Last month, shortly after meeting with Yass at his home in Mar-a-Lago, former President Donald Trump changed his longtime stance and came out against Congress’s effort to break up or ban TikTok. The timing led to speculation about whether the billionaire businessman was behind Trump’s change of heart, perhaps by contributing to the cash-strapped Republican presidential nominee’s electoral campaign or through other means.
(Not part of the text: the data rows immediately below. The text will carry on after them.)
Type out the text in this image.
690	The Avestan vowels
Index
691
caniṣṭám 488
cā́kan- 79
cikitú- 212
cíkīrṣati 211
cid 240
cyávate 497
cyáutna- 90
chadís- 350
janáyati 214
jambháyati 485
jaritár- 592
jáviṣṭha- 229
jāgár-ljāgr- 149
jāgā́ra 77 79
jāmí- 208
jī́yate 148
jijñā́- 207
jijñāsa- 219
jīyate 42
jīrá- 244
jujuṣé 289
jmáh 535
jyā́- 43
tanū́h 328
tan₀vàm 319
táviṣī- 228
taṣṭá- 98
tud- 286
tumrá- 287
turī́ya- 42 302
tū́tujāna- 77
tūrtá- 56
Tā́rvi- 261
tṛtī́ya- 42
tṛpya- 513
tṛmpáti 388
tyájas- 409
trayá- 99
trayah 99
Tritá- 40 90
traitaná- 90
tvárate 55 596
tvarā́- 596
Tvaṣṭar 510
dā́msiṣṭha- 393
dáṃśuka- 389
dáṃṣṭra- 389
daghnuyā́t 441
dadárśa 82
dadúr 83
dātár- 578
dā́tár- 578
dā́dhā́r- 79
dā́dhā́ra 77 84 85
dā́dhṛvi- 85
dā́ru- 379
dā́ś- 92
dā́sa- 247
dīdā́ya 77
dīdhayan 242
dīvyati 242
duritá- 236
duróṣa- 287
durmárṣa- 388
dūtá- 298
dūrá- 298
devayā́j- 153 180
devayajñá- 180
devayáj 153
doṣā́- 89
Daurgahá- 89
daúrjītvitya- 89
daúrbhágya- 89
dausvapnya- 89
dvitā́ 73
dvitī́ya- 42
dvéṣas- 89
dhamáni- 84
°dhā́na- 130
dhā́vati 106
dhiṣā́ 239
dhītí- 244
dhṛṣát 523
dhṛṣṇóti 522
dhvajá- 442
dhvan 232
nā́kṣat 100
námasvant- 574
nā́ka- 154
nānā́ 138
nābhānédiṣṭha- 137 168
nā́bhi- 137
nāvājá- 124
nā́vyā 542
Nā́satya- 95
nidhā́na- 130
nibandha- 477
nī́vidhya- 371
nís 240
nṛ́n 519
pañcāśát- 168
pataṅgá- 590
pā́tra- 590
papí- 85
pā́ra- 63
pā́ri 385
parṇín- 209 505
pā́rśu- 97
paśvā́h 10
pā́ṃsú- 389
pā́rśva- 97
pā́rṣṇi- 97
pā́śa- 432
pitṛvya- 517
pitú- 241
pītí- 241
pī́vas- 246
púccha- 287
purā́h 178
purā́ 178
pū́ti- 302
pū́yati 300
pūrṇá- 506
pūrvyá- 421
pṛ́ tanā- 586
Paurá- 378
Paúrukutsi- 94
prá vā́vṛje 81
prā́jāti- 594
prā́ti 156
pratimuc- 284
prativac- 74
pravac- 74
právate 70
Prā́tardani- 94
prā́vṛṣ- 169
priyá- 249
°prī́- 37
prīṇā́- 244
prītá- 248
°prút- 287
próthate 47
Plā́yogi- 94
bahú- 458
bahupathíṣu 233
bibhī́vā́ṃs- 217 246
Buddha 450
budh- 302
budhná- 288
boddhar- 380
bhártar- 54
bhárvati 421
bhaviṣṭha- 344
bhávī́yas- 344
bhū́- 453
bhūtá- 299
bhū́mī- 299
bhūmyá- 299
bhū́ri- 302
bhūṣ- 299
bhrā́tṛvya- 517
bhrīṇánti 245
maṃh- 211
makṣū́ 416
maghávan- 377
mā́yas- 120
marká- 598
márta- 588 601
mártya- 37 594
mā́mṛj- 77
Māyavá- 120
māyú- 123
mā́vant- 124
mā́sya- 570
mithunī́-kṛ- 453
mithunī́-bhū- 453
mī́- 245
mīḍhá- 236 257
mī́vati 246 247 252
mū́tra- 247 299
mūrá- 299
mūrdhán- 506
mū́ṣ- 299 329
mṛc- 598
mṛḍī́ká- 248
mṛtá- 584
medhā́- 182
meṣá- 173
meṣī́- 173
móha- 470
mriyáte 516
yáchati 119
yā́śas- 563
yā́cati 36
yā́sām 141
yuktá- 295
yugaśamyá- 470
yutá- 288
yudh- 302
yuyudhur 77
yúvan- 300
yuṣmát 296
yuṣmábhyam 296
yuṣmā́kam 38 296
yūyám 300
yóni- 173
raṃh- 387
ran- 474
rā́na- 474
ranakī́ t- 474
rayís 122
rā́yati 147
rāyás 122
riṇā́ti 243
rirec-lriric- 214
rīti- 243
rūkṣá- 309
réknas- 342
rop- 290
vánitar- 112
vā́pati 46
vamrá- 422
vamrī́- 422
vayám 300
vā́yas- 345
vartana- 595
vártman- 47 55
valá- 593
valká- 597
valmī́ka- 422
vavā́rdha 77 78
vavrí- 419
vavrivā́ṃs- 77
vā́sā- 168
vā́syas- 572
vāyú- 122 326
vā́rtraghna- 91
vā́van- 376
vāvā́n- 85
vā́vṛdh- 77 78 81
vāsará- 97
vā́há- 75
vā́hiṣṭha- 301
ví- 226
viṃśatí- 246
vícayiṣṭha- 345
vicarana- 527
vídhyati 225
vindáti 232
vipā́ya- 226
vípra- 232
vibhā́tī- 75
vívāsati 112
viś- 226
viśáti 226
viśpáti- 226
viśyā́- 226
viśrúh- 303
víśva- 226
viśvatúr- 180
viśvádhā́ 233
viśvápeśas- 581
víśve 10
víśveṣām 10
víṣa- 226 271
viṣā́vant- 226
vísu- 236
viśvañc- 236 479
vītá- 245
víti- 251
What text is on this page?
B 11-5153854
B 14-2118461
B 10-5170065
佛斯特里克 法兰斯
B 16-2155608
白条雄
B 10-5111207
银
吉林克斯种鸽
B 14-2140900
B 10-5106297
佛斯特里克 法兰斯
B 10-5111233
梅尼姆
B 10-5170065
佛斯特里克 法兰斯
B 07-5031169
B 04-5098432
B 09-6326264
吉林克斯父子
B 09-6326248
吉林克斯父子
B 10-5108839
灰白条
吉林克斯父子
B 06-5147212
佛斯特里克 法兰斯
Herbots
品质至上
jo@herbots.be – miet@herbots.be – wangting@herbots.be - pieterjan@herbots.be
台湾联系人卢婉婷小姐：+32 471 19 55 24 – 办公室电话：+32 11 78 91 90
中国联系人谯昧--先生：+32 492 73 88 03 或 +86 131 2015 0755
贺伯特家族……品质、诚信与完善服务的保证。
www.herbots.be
Meanwhile, Yass has emerged as the largest donor of the 2024 election cycle. A coalition of public interest and government watchdog groups have called attention to the vast network of right-wing political causes and candidates supported by the billionaire, often via contributions funneled through dark money PACs that are designed to conceal or obscure the identities of their donors.

The Action Center on Race and the Economy, Make the Road, POWER Metro: Faith in Action, Free the Ballot, and Little Sis launched a website called All Eyes on Yass that features research into the various causes he supports, along with insight into the networks connecting the entities funded by his contributions.

Broadly, in Pennsylvania they fall into five categories: Advocacy against reproductive freedom and LGBTQ rights via the Pennsylvania Family Institute, lobbying on behalf of oil and gas industry interests by the Pennsylvania Manufacturers’ Association, anti-union groups supported by Commonwealth Partners, a privately owned registered investment advisory firm/independent broker-dealer, the Commonwealth Foundation for Public Policy Alternatives, which seeks to privatize public schools and defeat proposed increases to the minimum wage, and the Citizens Alliance of Pennsylvania, which advocates for lowering taxes on corporations and the rich.

Additionally, All Eyes on Yass reports that the billionaire has given massive contributions to Club for Growth and direct spending to support the electoral campaigns of right-wing Republicans including Florida Gov. Ron DeSantis; U.S. Sens. Ted Cruz (Texas), Rand Paul (Ky.), and Josh Hawley (MO); U.S. Rep. Lauren Boebert (Colo.), and former U.S. Rep. Madison Cawthorn (N.C.).